Tuesday, April 9, 2013

[REC] 3: Genesis (2012)

Directed by Paco Plaza

SPOILERS for people who haven't seen [REC] 1 and 2.

Newlyweds Koldo and Clara search for each other after their wedding is crashed by demon-possessed zombies.

At first, this looks like the natural next step in the [REC] series. The first two took place in the same building, and right from the start, this one has a different location, with a larger cast and scale. For the first twenty minutes, it's what you would expect--footage from cameras recording the wedding and hints that someone may be 'infected,' all with a realistic tone. It's a little slow, but after seeing the first two you're expecting things to get crazy, and sure enough, they do: suddenly there are people running around screaming, blood flying, all that good stuff.

And the movie...goes in a different direction.

The first two movies were directed by Jaume Balaguero and Paco Plaza, but this time Plaza goes solo, with Balaguero working on part 4, which probably helps explain the changes.

Knowing that fans of the first two (excellent) [REC] movies tend to dislike, or even hate this one didn't reduce my anticipation for seeing it. I went in knowing the found-footage angle is almost entirely abandoned after that first twenty minutes and that there was a substantial amount of humor in this one.

I was expecting something like the changeover from The Evil Dead to Evil Dead 2. A combination of horror and humor in the vein of The Monster Squad, Slither, or Ghostbusters, something that could be described as a comedy (as I have seen this movie described). While I would have loved a straight continuation of the series, I was open to something like that.

But that's not what this is. Yes, there is humor, but it never comes to the forefront. The movie would be better compared to Tremors or They Live; there are funny things in it, but no real flat-out jokes. Things like Koldo wearing a suit of armor and carrying a shield to protect himself from the infected, or Clara using a chainsaw to cut her dress so she can run faster. The closest thing to an outright joke is a guy who goes to the wedding dressed as 'SpongeJohn SquarePants' because of a copyright dispute, who then has to run around in a sponge costume. Either way, these are certainly not things that fit in with the previous movies.
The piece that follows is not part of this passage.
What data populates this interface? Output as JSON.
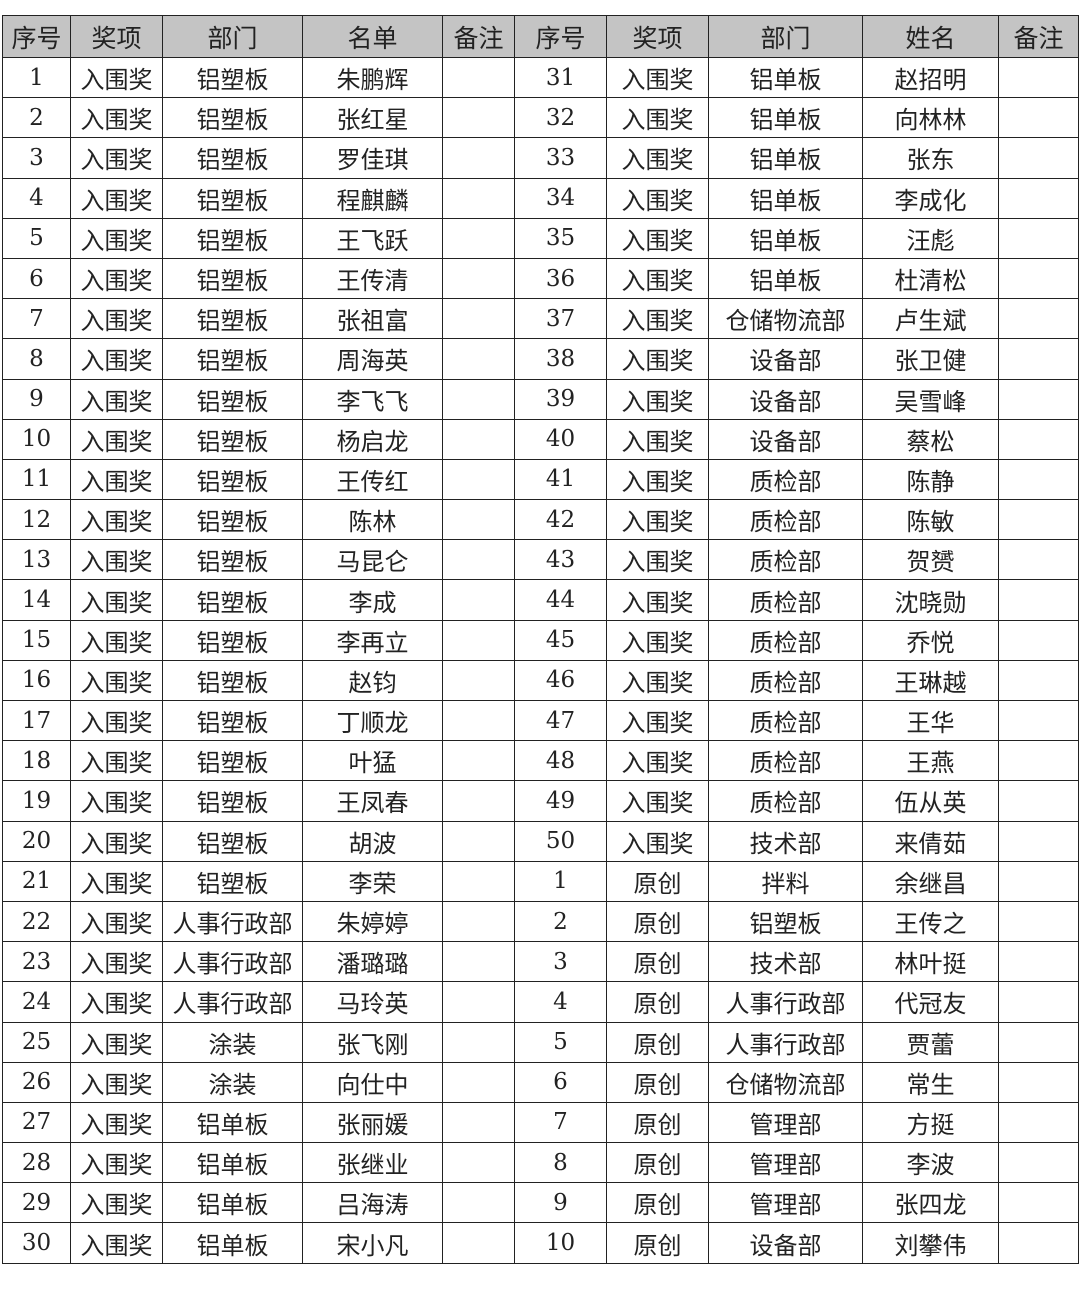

Once the film switches away from found-footage, we do get a few Evil Dead-style tilted camera angles that felt out of place to me, even given the context of this movie, but after that none of the humor bothered me. Yes, I would have preferred continuing with the scary, serious, claustrophobic atmosphere of the first two, but that didn't mean the change in tone was necessarily bad. You still feel for the characters (well, the main two, at least), and that's what really matters, right?

Unfortunately, the movie has other problems. Side characters get their own little moments, only to either die or disappear the next second. The movie in general seems to set things up that don't really go anywhere, like subplots without any kind of resolution. The second movie revealed that the 'infected' were possessed by demons, and this movie at times seems to be heading for a deeper revelation about that and what's behind it all, but by the end we haven't learned anything new.

Do the differences between this one and its predecessors make it as unwatchable as some claim? No. Certainly, it is a disappointment after the greatness of the first two. But that doesn't mean it's a bad movie. Unfortunately, I wouldn't call it a particularly good one either. Hopefully Balaguero proves with the next one that he was behind the high quality of the first two.

As of this posting, [REC] 3: Genesis is streaming on Netflix.